Valga and Valka, twin towns on the Estonia-Latvia border

Don’t pass up the chance to stand with one foot in Estonia and the other in Latvia at this quaint border town.

Borders fascinate us. After all, who would turn down the chance to stand with one foot in Estonia and the other in Latvia? This quaint small town spans two states, languages and cultures but shares a common history and future.

Estonia borders Russia to the East and Latvia to the South. Some of Estonia’s most interesting border regions include eastern city Narva and the southwestern Setomaa region, which includes the ‘Saatse Boot’, a small strip of Russian land surrounded by Estonian territory on three sides. While crossing eastern borders involves leaving the European Union, crossing the border between Valga and Valka is a lot simpler and makes for a fun stop during a holiday around South Estonia or a Baltic roadtrip.

Divided and reunited

The town, situated in the heart of Old Livonia, was first mentioned in 1286 by its German name ‘Walk’ and was inhabited by Latvians, Estonians, Germans and Russians throughout history. After World War I, however, both Estonia and Latvia laid claims to the town. The solution was to draw a new border through it in 1920. During the Soviet occupation of both countries beginning in 1940, the border became virtually non-existent again, until independence in 1991, when it was reestablished. Border checks continued until 2007, when both countries joined the Schengen Agreement and made life at the border simpler. It’s still a good idea, however, to carry your passport when crossing back in forth, as it’s technically required for many travellers.

Fun at the border

Estonians and Latvians unveiled a new joint Central Square in 2018 which spans the border. It offers leisure opportunities for residents and visitors, including a bench which allows one person to sit in Estonia and another in Latvia. There is also a child’s swing mounted on the Estonian side but from which you can swing in and out of Latvia. At the end of 2019, the square won the annual award of the Union of Estonian Architects.

What to see and do in Valga

Valga has several quaint churches, including St. John's Church, Saint Isidore’s Main Church, The Roman Catholic Church of the Holy Spirit, and Tõrva Church Chamber Hall. The old Town Hall, built in 1865, is the oldest wooden building in Valga.
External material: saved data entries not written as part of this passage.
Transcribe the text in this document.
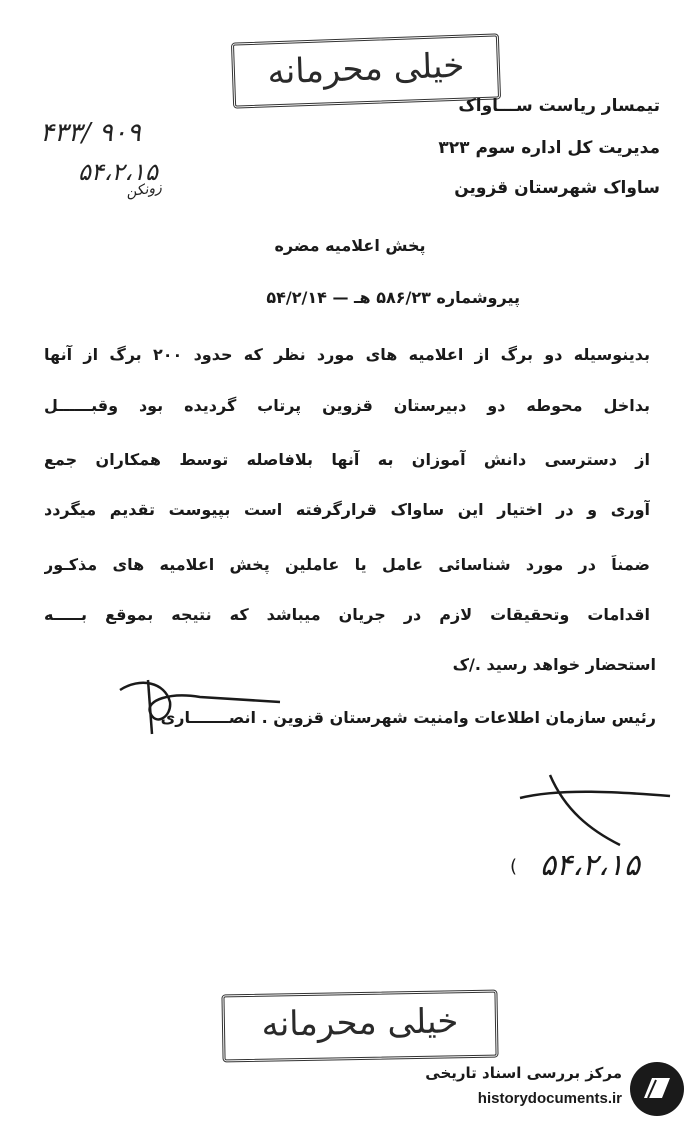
خیلی محرمانه
تیمسار ریاست ســـاواک
مدیریت کل اداره سوم ۳۲۳
ساواک شهرستان قزوین
۴۳۳/ ۹۰۹
۵۴،۲،۱۵
زونکن
پخش اعلامیه مضره
پیروشماره ۵۸۶/۲۳ هـ — ۵۴/۲/۱۴
بدینوسیله دو برگ از اعلامیه های مورد نظر که حدود ۲۰۰ برگ از آنها
بداخل محوطه دو دبیرستان قزوین پرتاب گردیده بود وقبــــــل
از دسترسی دانش آموزان به آنها بلافاصله توسط همکاران جمع
آوری و در اختیار این ساواک قرارگرفته است بپیوست تقدیم میگردد
ضمناً در مورد شناسائی عامل یا عاملین پخش اعلامیه های مذکـور
اقدامات وتحقیقات لازم در جریان میباشد که نتیجه بموقع بـــــه
استحضار خواهد رسید ./ک
رئیس سازمان اطلاعات وامنیت شهرستان قزوین . انصـــــــاری
( ۵۴،۲،۱۵
خیلی محرمانه
مرکز بررسی اسناد تاریخی
historydocuments.ir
The beautiful town library was originally built as a manor house in 1902. You can also visit the Valga Museum, which tells about local history, from archeology to Estonia’s re-independence, and the hands-on Valga Military Theme Park and museum.

How to get there

Valga is roughly equal distance from Tartu and Viljandi (80 km), 140 km from Pärnu, 160 km from the Latvian capital Riga, and 235 km from the Estonian capital Tallinn. You can get there easily by car and there are frequent bus connections from both countries. Valga also has the only train station connecting Estonia and Latvia.